The prevalence of homonyms leads to various possible complications when applied to eDiscovery.
For example, the most common is the way in which typos occur in Japanese.
In English, a typo is fairly easily discernible, based on context, since it involves simply a misplaced or omitted letter.
An English speaker can easily identify what word was intended by the writer.
Japanese can be far more challenging, because of the way typing works. In Japanese, a person starts by typing out how the word sounds. Then, the computer pulls up a list of every homonym for that word, giving you a choice of which word to select, like this:
As I noted in Part I, as Japanese contains a huge number of homonyms, a single word can have dozens of possible homonyms—the word “Keiki” listed above has no fewer than 60 possible different choices, each with a different meaning.
The words can bear absolutely no relation to each other in meaning, for example 景気 (Keiki) means “economic conditions” while 刑期 means “length of sentence,” 計器 means “measuring equipment.”
What this means is that a “typo” in Japanese can result words that bear no relation to each other in meaning but can be inserted accidentally. This can be particularly prevalent in casual written conversation, such as text messaging. Imagine this in the context of an eDiscovery-based document review of Japanese! I’ve managed tens of thousands of hours of foreign language document review mostly with The CJK Group document, so I’ve literally seen it all.
To add to the confusion, a Japanese writer may misspell the word entirely, thus writing a word that sounds like the intended word. For example, if the person meant to write “Keiki” (Measuring equipment) they may accidentally type “Keika” and choose one of a dozen or more choices, thus to completely alter the intended meaning of the sentence.
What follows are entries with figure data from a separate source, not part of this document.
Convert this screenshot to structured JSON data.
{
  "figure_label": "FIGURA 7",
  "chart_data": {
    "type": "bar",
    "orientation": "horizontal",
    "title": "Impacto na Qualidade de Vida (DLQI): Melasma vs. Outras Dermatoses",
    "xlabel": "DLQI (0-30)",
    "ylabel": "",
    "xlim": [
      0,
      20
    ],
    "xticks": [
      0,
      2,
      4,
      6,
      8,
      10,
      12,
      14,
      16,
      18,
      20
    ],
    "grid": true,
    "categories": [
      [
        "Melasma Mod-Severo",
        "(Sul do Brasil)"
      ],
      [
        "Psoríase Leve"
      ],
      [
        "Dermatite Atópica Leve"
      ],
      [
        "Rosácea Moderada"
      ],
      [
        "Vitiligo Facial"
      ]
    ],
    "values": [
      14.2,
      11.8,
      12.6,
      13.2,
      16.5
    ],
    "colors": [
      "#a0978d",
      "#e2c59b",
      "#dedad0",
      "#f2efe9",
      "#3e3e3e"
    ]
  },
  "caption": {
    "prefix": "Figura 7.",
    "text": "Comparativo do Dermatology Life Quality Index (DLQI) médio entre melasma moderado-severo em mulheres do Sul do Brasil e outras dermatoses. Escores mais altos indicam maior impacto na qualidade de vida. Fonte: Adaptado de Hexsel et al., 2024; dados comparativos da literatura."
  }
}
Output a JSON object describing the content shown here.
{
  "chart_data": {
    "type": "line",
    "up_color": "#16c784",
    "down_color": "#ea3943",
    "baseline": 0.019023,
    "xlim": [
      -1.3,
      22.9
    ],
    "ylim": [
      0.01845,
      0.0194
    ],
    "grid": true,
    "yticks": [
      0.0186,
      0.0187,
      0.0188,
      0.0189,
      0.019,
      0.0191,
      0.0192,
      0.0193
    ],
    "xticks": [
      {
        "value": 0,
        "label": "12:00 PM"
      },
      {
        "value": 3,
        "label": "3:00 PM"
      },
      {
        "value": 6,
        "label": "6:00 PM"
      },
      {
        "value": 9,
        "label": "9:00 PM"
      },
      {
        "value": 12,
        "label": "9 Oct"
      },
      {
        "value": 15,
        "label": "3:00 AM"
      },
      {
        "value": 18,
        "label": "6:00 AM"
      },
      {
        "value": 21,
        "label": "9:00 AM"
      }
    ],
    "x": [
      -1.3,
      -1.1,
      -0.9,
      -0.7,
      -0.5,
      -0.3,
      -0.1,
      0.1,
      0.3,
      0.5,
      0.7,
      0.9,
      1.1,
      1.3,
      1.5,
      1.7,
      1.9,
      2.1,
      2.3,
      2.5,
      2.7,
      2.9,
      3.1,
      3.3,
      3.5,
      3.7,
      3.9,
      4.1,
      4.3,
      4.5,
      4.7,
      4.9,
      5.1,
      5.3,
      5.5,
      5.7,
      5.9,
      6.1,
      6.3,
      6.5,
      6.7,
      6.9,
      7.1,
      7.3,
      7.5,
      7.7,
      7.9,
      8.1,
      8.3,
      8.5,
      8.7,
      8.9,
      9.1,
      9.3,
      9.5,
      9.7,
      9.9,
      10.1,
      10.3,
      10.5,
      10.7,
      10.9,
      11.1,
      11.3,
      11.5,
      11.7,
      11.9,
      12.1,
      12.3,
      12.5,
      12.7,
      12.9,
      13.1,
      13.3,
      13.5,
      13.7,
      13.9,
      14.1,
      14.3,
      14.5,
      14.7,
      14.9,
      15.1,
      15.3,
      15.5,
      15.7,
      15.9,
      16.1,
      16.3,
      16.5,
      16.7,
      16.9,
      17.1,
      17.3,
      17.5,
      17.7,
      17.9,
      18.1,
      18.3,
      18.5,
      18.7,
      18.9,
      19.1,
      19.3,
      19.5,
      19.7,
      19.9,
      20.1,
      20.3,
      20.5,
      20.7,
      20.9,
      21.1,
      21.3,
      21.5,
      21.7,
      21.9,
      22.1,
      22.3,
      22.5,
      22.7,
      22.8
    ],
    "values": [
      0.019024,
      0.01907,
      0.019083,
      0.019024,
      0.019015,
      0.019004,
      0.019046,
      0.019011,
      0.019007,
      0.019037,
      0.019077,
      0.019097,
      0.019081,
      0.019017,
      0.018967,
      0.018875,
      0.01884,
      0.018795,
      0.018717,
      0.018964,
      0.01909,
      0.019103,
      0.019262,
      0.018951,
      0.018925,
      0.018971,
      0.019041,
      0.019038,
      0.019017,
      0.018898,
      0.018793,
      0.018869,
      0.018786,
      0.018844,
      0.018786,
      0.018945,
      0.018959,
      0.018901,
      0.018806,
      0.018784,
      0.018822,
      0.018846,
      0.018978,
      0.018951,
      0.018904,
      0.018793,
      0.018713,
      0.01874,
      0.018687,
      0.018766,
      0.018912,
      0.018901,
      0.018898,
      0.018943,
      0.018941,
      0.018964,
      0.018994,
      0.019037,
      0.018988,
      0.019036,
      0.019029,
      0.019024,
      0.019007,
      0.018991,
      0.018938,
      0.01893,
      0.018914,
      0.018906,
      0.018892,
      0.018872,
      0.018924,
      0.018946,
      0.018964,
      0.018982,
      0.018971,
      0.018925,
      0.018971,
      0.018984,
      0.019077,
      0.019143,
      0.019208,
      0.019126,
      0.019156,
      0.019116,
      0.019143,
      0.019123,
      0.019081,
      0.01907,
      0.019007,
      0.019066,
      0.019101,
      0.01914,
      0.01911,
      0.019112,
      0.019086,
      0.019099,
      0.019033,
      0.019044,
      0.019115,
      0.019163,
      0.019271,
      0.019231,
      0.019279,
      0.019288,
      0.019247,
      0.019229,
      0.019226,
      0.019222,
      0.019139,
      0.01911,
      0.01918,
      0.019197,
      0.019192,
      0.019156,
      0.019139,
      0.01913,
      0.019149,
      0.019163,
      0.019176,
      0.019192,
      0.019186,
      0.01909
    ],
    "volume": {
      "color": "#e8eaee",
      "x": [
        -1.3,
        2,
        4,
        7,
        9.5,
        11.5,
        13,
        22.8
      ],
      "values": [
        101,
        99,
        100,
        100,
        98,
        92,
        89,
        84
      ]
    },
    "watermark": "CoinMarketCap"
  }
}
As such, typos can add a great deal more confusion in interpretation for the reader in Japanese than a typo in English.
Homonyms & eDiscovery: What’s the Fuss All About?
This is a very common issue faced by eDiscovery reviewers when viewing emails and text messages in real world circumstances. Reading the sentence within the context of the conversation, reviewers will determine what homonym was most likely intended by the writer. Or, alternatively, if no homonym to the word makes any sense, the reviewer will try to figure out what kind of typo the writer did and try to identify what other similarly sounding word was intended.
But in rare circumstances, particularly in the context of criminal investigations, the possibility that an “odd sounding” typo may represent some other form of coded language may need to be considered as well.
This is one thing that makes applications of machine translation extremely difficult as applied to Japanese.
Due to the higher cost of eDiscovery review teams with expertise in foreign language the possibility of cutting costs by having an English language review team review documents translated from a foreign language through machine translation is often referenced.
Even the best machine learning AI will have difficulty correctly identifying a typo, much less identify the correct intended meaning based on context. Nor will it be able to flag a typo as “suspicious.”
Only a team of experts deeply versed in both the cultural and linguistic nature of a foreign language can handle these challenges with consistency. And particularly, in a language like Japanese, it can be all but essential.